Novel Insights into Ethanol-Soluble Oyster Peptide–Zinc-Chelating Agents: Structural Characterization, Chelation Mechanism, and Potential Protection on MEHP-Induced Leydig Cells
Zhen Lu,
Qianqian Huang,
Xiaoming Qin,
Fujia Chen,
Enzhong Li,
Haisheng Lin
Affiliations
Zhen Lu
Guangdong Provincial Key Laboratory of Aquatic Products Processing and Safety, College of Food Science and Technology, National Research and Development Branch Center for Shellfish Processing, Guangdong Provincial Engineering Technology Research Center of Seafood, Guangdong Ocean University, Zhanjiang 524088, China
Qianqian Huang
Guangdong Provincial Key Laboratory of Aquatic Products Processing and Safety, College of Food Science and Technology, National Research and Development Branch Center for Shellfish Processing, Guangdong Provincial Engineering Technology Research Center of Seafood, Guangdong Ocean University, Zhanjiang 524088, China
Xiaoming Qin
Guangdong Provincial Key Laboratory of Aquatic Products Processing and Safety, College of Food Science and Technology, National Research and Development Branch Center for Shellfish Processing, Guangdong Provincial Engineering Technology Research Center of Seafood, Guangdong Ocean University, Zhanjiang 524088, China
Fujia Chen
School of Biological and Food Processing Engineering, Huanghuai University, Zhumadian 463000, China
Enzhong Li
School of Biological and Food Processing Engineering, Huanghuai University, Zhumadian 463000, China
Haisheng Lin
Guangdong Provincial Key Laboratory of Aquatic Products Processing and Safety, College of Food Science and Technology, National Research and Development Branch Center for Shellfish Processing, Guangdong Provincial Engineering Technology Research Center of Seafood, Guangdong Ocean University, Zhanjiang 524088, China
Numerous studies have reported that mono-(2-ethylhexyl) phthalate (MEHP) (bioactive metabolite of Di(2-ethylhexyl) phthalate) has inhibitory effects on Leydig cells.

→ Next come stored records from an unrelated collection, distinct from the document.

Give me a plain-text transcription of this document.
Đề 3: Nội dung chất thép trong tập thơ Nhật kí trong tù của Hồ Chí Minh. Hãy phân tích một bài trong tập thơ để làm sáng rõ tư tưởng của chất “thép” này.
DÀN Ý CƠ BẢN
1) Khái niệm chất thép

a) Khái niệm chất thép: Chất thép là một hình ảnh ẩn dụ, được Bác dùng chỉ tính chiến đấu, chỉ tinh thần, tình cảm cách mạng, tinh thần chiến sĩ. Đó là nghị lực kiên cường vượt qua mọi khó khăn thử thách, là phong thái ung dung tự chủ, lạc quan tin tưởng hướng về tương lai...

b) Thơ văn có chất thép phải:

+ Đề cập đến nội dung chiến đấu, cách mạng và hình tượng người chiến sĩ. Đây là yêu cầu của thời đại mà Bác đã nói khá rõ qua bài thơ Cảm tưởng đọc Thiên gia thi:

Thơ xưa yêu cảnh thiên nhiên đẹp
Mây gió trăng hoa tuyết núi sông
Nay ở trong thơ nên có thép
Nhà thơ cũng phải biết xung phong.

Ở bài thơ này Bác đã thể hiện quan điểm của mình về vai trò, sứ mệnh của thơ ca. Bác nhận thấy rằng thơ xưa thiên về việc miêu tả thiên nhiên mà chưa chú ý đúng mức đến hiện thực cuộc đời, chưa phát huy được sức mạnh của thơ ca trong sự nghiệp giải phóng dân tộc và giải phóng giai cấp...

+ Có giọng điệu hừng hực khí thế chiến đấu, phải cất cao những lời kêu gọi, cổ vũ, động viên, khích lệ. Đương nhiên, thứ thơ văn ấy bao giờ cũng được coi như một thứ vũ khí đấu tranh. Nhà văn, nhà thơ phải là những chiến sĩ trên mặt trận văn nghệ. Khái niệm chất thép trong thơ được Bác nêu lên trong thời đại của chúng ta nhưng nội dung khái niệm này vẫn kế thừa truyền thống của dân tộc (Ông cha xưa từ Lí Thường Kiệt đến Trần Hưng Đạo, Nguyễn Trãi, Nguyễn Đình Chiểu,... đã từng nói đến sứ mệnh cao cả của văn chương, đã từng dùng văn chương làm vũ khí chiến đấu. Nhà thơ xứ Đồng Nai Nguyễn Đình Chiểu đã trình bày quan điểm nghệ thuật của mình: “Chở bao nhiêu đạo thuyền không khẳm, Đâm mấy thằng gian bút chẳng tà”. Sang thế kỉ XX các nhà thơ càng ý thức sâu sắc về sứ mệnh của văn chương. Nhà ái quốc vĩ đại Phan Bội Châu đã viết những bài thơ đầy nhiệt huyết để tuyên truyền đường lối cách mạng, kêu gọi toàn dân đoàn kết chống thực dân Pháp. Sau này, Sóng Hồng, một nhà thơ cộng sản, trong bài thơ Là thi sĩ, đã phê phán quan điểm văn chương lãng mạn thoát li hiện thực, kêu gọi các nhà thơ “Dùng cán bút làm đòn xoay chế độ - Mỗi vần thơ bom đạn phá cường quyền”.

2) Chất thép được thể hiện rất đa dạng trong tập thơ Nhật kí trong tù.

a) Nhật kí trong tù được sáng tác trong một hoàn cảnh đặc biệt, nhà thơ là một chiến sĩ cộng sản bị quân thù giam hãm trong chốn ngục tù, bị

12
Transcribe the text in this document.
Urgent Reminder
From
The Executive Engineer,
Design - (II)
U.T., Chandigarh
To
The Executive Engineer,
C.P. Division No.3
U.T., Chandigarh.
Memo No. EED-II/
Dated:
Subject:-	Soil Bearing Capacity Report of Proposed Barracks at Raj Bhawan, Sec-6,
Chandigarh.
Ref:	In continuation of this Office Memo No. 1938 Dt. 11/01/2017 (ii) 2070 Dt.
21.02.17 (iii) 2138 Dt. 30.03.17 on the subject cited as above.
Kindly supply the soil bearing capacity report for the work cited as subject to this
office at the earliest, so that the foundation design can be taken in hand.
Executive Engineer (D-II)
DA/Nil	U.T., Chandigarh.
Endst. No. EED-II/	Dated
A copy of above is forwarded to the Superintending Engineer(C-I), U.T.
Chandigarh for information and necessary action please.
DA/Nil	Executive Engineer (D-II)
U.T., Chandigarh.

This study aims to prepare an oyster peptide–zinc complex (PEP-Zn) to alleviate MEHP-induced damage in Leydig cells. Zinc-binding peptides were obtained through the following processes: zinc-immobilized affinity chromatography (IMAC-Zn2+), liquid chromatography–mass spectrometry technology (LC-MS/MS) analysis, molecular docking, molecular dynamic simulation, and structural characterization. Then, the Zn-binding peptide (PEP) named Glu—His—Ala—Pro—Asn—His—Asp—Asn—Pro—Gly—Asp—Leu (EHAPNHDNPGDL) was identified. EHAPNHDNPGDL showed the highest zinc-chelating ability of 49.74 ± 1.44%, which was higher than that of the ethanol-soluble oyster peptides (27.50 ± 0.41%). In the EHAPNHDNPGDL-Zn complex, Asn-5, Asp-7, Asn-8, His-2, and Asp-11 played an important role in binding to the zinc ion. Additionally, EHAPNHDNPGDL-Zn was found to increase the cell viability, significantly increase the relative activity of antioxidant enzymes and testosterone content, and decrease malondialdehyde (MDA) content in MEHP-induced TM3 cells. The results also indicated that EHAPNHDNPGDL-Zn could alleviate MEHP-induced apoptosis by reducing the protein level of p53, p21, and Bax, and increasing the protein level of Bcl-2. These results indicate that the zinc-chelating peptides derived from oyster peptides could be used as a potential dietary zinc supplement.